Autodafés, saccages, destructions: l'héritage culturel, nouvelle cible des jihadistes

Des jihadistes de Daesh renversent une statue au musée de Mossoul, dans une vidéo diffusée en février 2015.

Des jihadistes de Daesh renversent une statue au musée de Mossoul, dans une vidéo diffusée en février 2015. - Welayat Nineveh Media Office - AFP

L'attaque du site antique de Nimrud, en Irak, jeudi, en est la dernière preuve: les jihadistes de l'Etat islamique s'en prennent désormais également au patrimoine culturel, sous toutes ses formes, et menacent les précieux vestiges de cette région, berceau des civilisations.

Les deux vidéos montrant la destruction de sites culturels et historiques, diffusées à une semaine d'intervalle par le groupe Etat islamique (EI), envoient un message clair: parallèlement aux massacres de populations civiles, les jihadistes, qui ont fait du pillage et du trafic d'oeuvre d'art l'un de leurs moyens de financement, s'emploient désormais à un nettoyage méthodique des précieux vestiges présents sur le territoire irakien, dont ils contrôlent une large part. Dernier exemple en date: l'attaque, au bulldozer, de la cité historique de Nimrud, joyau archéologique du nord de l'Irak.

Depuis le début de l'année, les jihadistes ont multiplié les saccages culturels, aussi bien en Irak qu'en Libye, où Daesh ne cesse de gagner du terrain. Cet anéantissement de toute trace de culture pré-islamique, qui passe par la destruction d'un patrimoine plus que millénaire, semble aujourd'hui faire partie intégrante de l'action des groupes jihadistes. Retour, en images, sur les récents massacres culturels commis par ces groupes islamistes. 

> Mai et décembre 2012: destruction des mausolées de Tombouctou

En 2012, deux ans avant que Daesh ne commence à faire parler de lui, la destruction des mausolées musulmans de Tombouctou, au Mali, provoque la stupeur du monde entier, qui garde dans l'esprit la destruction des Bouddhas de Bâmiyân, en Afghanistan, par les talibans, en 2001. Ces sanctuaires historiques, et emblématiques de cette ville fondée aux XIe et XIIe siècles et classée au patrimoine mondial de l'humanité, sont tombés sous les coups de pioche des groupes islamistes sévissant dans le nord du pays. 

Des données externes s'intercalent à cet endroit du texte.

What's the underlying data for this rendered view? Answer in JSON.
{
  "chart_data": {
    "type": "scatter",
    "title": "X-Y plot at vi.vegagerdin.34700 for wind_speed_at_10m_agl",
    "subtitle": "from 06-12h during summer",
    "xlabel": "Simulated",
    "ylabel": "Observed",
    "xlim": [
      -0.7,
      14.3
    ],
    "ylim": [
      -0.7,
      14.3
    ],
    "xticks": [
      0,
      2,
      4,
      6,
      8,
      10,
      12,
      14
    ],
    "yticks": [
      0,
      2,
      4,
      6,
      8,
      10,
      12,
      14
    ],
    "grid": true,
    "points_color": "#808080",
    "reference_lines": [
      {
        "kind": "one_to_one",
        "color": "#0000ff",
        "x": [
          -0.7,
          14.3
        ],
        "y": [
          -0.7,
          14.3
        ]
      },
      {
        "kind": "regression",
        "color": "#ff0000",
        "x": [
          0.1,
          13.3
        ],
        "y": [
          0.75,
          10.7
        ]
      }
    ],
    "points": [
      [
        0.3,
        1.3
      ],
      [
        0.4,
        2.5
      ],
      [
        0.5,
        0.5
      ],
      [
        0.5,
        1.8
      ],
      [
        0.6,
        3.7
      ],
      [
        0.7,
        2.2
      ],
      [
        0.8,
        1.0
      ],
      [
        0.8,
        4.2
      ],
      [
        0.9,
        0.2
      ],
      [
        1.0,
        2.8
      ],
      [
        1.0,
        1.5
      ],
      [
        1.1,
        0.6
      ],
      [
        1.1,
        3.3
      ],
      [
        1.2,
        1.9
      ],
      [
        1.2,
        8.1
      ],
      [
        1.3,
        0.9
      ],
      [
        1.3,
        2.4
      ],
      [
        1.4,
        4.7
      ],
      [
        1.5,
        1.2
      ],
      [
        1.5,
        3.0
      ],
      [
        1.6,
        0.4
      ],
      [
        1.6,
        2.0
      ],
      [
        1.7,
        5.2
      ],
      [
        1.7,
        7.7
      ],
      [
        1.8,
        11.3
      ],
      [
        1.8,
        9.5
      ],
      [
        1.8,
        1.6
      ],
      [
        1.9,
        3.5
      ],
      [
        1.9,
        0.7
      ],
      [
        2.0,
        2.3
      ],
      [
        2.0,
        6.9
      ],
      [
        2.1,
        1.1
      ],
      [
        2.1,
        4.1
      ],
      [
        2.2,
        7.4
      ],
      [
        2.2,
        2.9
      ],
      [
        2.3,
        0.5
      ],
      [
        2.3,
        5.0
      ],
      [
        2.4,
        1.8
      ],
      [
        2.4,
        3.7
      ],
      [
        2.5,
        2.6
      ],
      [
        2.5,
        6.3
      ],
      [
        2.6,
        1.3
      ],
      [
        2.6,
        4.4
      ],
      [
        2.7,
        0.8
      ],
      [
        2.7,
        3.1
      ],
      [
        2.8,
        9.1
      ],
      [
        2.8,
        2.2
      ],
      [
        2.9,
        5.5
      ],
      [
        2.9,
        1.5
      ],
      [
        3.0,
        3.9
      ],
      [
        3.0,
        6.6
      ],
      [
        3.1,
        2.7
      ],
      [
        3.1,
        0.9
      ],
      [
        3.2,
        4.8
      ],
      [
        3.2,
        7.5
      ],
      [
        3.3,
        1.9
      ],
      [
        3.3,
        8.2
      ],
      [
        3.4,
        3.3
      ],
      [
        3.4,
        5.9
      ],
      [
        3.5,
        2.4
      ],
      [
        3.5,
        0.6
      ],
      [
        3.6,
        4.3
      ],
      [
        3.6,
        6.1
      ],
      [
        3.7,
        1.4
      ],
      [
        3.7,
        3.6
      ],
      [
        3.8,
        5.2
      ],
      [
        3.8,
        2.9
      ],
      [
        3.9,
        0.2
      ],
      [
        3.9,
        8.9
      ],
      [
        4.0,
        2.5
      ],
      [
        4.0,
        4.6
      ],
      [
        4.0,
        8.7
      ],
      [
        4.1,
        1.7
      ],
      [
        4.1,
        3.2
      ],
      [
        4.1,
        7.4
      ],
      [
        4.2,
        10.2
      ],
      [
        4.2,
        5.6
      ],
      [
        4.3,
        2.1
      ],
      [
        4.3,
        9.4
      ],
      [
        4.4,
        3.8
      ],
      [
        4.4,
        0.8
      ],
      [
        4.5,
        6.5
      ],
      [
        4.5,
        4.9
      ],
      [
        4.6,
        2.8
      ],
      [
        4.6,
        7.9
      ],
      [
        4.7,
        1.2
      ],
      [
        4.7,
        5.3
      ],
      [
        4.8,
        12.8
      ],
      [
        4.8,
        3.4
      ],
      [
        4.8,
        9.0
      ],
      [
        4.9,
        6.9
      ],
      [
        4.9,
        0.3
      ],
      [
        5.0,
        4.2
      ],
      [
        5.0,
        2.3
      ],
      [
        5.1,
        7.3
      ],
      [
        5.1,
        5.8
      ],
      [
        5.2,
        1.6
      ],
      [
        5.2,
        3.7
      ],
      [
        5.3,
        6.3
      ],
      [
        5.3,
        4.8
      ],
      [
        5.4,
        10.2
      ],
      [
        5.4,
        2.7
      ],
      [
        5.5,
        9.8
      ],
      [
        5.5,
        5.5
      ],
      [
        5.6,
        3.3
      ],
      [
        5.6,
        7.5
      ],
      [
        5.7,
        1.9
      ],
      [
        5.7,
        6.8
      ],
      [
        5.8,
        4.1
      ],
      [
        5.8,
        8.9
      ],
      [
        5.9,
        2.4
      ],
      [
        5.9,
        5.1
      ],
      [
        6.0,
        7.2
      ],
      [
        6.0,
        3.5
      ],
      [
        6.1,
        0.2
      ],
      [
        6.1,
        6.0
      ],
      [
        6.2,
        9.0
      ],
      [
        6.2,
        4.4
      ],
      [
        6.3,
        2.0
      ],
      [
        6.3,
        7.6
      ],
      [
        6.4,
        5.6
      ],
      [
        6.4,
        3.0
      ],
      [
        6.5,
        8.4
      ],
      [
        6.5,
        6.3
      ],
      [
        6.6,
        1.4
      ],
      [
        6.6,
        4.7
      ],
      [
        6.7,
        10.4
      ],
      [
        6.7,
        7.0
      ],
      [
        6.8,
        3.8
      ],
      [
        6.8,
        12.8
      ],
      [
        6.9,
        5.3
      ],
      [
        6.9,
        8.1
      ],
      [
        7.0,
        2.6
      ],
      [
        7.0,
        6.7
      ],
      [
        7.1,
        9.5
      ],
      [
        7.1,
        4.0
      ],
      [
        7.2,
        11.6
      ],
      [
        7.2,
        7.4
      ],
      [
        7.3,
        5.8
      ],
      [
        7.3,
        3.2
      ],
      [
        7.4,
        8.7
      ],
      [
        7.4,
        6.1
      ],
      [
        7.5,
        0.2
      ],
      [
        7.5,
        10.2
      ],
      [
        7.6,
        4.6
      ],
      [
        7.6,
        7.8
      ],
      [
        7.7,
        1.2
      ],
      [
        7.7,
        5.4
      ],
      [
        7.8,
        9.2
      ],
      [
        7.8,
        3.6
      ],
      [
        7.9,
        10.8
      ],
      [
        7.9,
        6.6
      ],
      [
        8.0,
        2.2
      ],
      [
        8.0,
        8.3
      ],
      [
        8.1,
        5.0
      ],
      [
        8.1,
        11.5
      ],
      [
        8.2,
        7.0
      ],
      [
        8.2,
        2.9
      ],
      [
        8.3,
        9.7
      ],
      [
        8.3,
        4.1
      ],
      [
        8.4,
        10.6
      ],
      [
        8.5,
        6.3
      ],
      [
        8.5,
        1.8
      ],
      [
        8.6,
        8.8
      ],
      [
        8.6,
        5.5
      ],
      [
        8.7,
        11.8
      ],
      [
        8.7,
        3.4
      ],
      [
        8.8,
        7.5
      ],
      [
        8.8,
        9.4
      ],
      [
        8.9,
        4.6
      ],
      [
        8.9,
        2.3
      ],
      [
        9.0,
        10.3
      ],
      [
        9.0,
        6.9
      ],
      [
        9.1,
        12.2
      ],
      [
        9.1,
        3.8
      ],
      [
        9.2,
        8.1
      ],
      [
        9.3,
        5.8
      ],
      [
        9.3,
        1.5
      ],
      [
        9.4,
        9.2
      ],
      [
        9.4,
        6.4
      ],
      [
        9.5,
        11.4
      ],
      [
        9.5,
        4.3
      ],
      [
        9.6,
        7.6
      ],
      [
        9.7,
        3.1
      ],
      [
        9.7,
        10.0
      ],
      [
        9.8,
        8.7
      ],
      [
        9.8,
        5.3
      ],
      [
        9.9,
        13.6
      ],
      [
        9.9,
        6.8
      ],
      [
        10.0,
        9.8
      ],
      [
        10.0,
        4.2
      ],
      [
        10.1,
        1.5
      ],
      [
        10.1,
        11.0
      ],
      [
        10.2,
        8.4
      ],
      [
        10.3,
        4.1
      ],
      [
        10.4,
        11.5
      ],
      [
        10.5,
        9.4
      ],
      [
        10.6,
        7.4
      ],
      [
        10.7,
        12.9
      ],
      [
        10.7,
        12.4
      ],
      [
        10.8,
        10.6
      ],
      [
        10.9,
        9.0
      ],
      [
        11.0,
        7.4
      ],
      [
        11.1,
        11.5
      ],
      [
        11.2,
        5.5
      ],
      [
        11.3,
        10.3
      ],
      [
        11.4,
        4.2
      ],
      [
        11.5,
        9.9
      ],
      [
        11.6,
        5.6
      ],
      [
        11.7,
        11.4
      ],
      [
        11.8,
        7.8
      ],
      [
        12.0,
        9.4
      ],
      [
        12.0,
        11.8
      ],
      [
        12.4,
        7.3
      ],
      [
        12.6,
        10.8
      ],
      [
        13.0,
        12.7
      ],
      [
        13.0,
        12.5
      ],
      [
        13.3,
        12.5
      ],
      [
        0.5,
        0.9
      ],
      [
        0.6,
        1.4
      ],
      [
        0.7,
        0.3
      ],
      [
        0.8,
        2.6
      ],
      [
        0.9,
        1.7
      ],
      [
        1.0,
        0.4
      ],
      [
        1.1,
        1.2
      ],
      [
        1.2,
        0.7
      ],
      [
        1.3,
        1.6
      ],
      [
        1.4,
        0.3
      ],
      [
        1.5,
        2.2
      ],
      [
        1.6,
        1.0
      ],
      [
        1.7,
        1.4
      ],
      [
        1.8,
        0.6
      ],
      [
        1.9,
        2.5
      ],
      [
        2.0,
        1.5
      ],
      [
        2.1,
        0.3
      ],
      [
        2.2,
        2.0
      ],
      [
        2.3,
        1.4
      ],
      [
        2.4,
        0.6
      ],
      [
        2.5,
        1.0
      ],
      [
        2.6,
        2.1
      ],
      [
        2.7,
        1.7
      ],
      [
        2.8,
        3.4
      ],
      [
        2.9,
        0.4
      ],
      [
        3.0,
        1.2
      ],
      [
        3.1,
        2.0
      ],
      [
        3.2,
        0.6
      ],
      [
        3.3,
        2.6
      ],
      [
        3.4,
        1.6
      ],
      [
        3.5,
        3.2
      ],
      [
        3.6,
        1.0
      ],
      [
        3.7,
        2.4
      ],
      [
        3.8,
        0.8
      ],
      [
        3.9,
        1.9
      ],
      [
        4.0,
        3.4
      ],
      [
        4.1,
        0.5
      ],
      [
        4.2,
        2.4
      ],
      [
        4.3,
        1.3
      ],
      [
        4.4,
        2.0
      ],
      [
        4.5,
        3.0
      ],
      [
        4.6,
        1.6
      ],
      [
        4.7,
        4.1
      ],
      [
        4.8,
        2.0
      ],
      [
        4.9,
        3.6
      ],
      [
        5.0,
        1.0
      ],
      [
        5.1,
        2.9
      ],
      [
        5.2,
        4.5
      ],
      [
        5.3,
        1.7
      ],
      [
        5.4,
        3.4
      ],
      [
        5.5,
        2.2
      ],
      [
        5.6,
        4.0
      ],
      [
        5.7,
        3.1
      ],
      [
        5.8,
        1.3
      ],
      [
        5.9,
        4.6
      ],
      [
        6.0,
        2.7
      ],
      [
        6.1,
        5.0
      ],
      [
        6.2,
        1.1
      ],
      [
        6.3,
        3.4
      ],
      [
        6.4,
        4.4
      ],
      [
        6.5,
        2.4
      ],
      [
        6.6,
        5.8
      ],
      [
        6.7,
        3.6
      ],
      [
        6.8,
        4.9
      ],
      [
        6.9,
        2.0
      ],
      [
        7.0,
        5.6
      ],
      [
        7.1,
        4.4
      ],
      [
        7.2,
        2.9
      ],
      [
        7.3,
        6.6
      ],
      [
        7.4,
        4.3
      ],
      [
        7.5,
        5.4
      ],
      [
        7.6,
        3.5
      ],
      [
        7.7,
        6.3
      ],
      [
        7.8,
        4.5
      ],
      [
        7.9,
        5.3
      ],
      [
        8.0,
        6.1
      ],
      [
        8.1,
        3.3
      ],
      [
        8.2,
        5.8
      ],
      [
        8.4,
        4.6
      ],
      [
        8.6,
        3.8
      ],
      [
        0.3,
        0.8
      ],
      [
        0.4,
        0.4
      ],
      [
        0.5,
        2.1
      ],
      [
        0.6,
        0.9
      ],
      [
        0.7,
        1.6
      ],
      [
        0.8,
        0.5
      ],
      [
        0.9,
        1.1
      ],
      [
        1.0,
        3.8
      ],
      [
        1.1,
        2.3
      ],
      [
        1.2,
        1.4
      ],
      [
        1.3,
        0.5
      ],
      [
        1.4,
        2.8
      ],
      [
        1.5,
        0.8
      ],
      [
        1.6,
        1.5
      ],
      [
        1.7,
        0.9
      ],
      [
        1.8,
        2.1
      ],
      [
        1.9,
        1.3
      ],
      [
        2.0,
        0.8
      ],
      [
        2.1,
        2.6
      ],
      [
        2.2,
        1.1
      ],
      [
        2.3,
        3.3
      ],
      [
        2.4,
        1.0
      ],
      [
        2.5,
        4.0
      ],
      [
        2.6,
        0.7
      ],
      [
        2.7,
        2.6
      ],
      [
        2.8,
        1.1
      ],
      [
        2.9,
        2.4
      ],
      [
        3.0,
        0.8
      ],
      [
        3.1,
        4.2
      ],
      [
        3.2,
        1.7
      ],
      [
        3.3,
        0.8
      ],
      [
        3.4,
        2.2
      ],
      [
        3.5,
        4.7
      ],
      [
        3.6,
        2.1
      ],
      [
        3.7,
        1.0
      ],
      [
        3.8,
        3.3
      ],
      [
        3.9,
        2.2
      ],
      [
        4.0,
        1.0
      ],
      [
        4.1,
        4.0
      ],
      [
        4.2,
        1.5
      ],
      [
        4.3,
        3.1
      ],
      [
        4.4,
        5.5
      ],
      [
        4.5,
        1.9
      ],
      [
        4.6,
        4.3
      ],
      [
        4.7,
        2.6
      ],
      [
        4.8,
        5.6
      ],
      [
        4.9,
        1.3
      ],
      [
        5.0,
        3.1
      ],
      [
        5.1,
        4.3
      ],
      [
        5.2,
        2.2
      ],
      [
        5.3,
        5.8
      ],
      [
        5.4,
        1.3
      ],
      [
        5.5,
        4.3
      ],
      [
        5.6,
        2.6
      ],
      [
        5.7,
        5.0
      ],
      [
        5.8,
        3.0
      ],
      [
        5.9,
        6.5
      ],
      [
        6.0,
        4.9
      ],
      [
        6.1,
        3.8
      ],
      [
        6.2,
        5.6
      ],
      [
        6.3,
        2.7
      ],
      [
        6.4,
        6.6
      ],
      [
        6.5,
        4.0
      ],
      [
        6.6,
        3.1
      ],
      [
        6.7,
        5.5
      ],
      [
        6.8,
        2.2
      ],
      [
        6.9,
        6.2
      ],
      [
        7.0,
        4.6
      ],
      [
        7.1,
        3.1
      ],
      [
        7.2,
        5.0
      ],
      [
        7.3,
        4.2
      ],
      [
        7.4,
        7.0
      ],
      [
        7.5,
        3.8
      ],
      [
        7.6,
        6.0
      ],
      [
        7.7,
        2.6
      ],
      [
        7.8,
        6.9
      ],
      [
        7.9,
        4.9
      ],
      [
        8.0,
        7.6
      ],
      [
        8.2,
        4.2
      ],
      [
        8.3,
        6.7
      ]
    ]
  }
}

Capture d'écran d'une vidéo datant de juillet 2012 montrant des islamistes s'attaquant à un mausolée, à Tombouctou, au Mali.
Capture d'écran d'une vidéo datant de juillet 2012 montrant des islamistes s'attaquant à un mausolée, à Tombouctou, au Mali. © AFP

En mai 2012, Al-Qaïda au Maghreb islamique (Aqmi), avait entrepris le premier de s'attaquer à ce patrimoine, vénéré par les populations locales, avant que son allié, le groupe Ansar Dine, l'un des principaux groupes armés en jeu dans la guerre au Mali, ne lui emboite le pas pour achever le travail. "Il ne va pas rester un seul mausolée à Tombouctou, Allah n'aime pas ça, nous sommes en train de casser tous les mausolées cachés dans les quartiers", avait alors lancé Abou Dardar, l'un des responsables d'Ansar Dine.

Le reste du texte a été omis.